Khan described his talks with Aung San Suu Kyi as “very frank.”

“She was not negative,” he said. “I asked her to take the refugees back to her country. She told us that her government has already started the process.”

“At one stage of the discussion, Suu Kyi said those who crossed into Bangladesh sometimes do not want to come back,” he said, without elaborating.

“We had detailed discussions with them. But I think they would not be interested in doing anything in the absence of international pressure,” he said. “But I want to be optimistic.”

Rohingya influx continues

On Friday, three United Nations human rights experts who led a fact-finding mission that began in March said they were deeply disturbed by accounts of rapes and killings against the Rohingya.

“We have heard many accounts from people from many different villages across Northern Rakhine state,” said Marzuki Darusman, Indonesia’s former attorney-general, who chaired the mission.

“They point to a consistent, methodical pattern of actions resulting in gross human rights violations affecting hundreds of thousands of people,” he said.

Meanwhile, UNHCR spokesman Babar Baloch said the organization had transferred about 1,700 new refugees to a government-allocated site in southeastern Bangladesh.

Most of them are among the thousands of refugees who trekked for about a week to cross into Bangladesh, only to be stranded in a border village for four days before being allowed to proceed inland.

The relocation started on Tuesday in an effort to decongest a camp in Kutupalong, one of two U.N.-run refugee camps in Cox’s Bazar district. About 5,000 new refugees will be moved to the new site, which is part of a larger 3,000-acre plot designated by the government as the Kutupalong Extension, officials said.

International pressure

Former diplomats and analysts agreed with the home minister that Bangladesh must mobilize international support to pressure Myanmar to take back the Rohingya.

“Actually, Myanmar is a tough country. I do not see any consistency in their words and actions,” Amena Mohsin, a professor of international relations at Dhaka University, told BenarNews. “If they drop any portion from the agreed joint statement, this is a ‘gross violation’ of diplomatic norms. This is not acceptable.”

Amena said Bangladesh had acted maturely in dealing the Rohingya issue.
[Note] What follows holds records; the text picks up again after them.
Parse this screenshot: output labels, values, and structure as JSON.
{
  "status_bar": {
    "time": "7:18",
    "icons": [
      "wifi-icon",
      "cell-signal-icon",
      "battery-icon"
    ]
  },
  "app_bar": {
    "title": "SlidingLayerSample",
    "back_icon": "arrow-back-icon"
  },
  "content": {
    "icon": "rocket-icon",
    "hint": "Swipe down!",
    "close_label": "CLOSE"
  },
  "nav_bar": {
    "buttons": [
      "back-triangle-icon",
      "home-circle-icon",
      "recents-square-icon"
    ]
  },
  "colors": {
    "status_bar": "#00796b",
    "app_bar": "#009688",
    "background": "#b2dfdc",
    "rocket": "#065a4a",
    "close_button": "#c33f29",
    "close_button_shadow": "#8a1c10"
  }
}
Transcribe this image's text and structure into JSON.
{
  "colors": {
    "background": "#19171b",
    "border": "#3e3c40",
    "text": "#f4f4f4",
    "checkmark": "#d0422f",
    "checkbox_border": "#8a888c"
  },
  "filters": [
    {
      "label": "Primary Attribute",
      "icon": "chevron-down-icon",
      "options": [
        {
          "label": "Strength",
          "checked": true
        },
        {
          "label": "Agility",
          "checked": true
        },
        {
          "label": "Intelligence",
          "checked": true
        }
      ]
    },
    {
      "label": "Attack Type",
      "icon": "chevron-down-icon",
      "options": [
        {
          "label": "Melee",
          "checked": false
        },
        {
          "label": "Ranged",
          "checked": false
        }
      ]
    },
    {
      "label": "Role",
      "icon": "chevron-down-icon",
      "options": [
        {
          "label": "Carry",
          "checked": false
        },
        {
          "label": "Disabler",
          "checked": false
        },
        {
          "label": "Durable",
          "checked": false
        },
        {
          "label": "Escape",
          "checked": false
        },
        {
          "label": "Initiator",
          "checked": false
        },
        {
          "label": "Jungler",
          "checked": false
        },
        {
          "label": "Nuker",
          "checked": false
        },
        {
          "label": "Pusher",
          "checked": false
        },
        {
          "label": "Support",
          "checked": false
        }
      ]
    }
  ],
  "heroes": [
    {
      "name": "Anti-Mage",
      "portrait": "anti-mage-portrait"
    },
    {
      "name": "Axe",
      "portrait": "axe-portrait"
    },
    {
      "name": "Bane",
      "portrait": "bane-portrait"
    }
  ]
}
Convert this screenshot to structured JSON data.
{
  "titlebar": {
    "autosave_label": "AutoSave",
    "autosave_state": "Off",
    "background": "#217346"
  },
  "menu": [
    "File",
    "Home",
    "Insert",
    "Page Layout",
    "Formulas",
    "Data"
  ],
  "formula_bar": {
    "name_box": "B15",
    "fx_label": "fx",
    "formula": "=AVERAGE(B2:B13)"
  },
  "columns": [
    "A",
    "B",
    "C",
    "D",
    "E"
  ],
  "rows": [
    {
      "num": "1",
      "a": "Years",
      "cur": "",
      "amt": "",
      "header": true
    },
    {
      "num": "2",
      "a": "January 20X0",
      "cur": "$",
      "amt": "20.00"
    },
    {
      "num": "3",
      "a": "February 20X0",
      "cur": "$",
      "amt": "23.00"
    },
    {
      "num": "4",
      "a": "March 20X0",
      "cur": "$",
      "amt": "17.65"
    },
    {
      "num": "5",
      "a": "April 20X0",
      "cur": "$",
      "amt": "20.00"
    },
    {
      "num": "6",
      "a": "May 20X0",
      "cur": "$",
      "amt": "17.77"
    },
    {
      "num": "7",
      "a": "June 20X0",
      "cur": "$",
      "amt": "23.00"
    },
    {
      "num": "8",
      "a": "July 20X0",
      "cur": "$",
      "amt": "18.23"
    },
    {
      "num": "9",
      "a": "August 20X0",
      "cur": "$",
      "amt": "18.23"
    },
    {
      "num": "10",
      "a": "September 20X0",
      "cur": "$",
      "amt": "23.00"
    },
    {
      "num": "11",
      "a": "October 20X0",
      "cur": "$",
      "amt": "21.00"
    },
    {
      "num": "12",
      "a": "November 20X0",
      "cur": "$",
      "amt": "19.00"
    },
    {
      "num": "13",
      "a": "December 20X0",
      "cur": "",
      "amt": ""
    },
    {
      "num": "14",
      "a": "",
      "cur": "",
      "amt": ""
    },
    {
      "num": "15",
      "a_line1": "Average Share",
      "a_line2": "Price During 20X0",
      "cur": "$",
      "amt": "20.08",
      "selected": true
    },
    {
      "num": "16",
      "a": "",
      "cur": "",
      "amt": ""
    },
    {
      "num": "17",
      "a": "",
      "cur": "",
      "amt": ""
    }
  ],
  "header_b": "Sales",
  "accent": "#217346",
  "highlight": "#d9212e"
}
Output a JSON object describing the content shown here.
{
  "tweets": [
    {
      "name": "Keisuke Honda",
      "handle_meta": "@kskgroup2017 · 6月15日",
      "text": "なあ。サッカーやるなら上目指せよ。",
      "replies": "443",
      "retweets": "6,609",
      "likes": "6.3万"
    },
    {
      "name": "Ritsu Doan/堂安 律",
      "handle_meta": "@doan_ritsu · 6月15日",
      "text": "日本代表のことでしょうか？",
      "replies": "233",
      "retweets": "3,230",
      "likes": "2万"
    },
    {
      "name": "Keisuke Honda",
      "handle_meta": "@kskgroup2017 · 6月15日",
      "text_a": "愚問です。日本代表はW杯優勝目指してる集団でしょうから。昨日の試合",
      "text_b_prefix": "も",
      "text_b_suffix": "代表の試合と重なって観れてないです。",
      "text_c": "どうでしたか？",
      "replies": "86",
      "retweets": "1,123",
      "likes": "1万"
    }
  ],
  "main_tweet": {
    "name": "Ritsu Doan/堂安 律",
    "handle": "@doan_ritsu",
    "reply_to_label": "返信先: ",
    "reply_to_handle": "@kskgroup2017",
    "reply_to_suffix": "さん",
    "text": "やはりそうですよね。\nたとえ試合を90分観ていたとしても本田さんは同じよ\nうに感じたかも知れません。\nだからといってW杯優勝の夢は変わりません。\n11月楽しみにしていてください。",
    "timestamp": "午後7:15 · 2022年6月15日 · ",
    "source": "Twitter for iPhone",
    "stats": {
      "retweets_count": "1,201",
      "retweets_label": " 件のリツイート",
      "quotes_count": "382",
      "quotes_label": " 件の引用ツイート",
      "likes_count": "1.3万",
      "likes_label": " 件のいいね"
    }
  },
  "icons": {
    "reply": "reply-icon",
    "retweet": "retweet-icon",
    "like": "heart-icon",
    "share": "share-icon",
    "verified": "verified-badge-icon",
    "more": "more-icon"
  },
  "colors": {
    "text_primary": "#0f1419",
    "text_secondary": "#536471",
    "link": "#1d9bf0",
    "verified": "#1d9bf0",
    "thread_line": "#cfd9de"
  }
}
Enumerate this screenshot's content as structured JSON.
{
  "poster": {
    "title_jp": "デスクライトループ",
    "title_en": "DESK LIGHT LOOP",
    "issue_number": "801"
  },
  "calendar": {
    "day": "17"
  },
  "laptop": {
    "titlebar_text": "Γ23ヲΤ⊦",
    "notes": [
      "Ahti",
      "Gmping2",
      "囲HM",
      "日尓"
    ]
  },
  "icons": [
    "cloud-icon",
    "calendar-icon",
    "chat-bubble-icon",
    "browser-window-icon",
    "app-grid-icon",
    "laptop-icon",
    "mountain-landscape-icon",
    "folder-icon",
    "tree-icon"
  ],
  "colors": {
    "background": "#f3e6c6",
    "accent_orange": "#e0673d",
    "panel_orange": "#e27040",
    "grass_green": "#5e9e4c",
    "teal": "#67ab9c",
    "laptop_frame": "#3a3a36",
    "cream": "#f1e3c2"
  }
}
“But I think, resolving the Rohingya issue bilaterally with Myanmar would be very difficult. We have to accelerate the international pressure,” she said.

A career diplomat and vice president of the Bangladesh Enterprise Institute, a private think-tank, said diplomacy was the only way to solve the crisis.

“The home minister has told something and many people may rate his trip a failure. But, at this moment, I do not want to term it a success or a failure, though the Bangladeshi side has not signed the joint statement,” Humayun Kabir told BenarNews.

“I see one positive side of the visit. And it is Bangladesh and Myanmar remained in continued engagement,” Kabir said. “Negotiations have been ongoing. The solution will not come in a day.”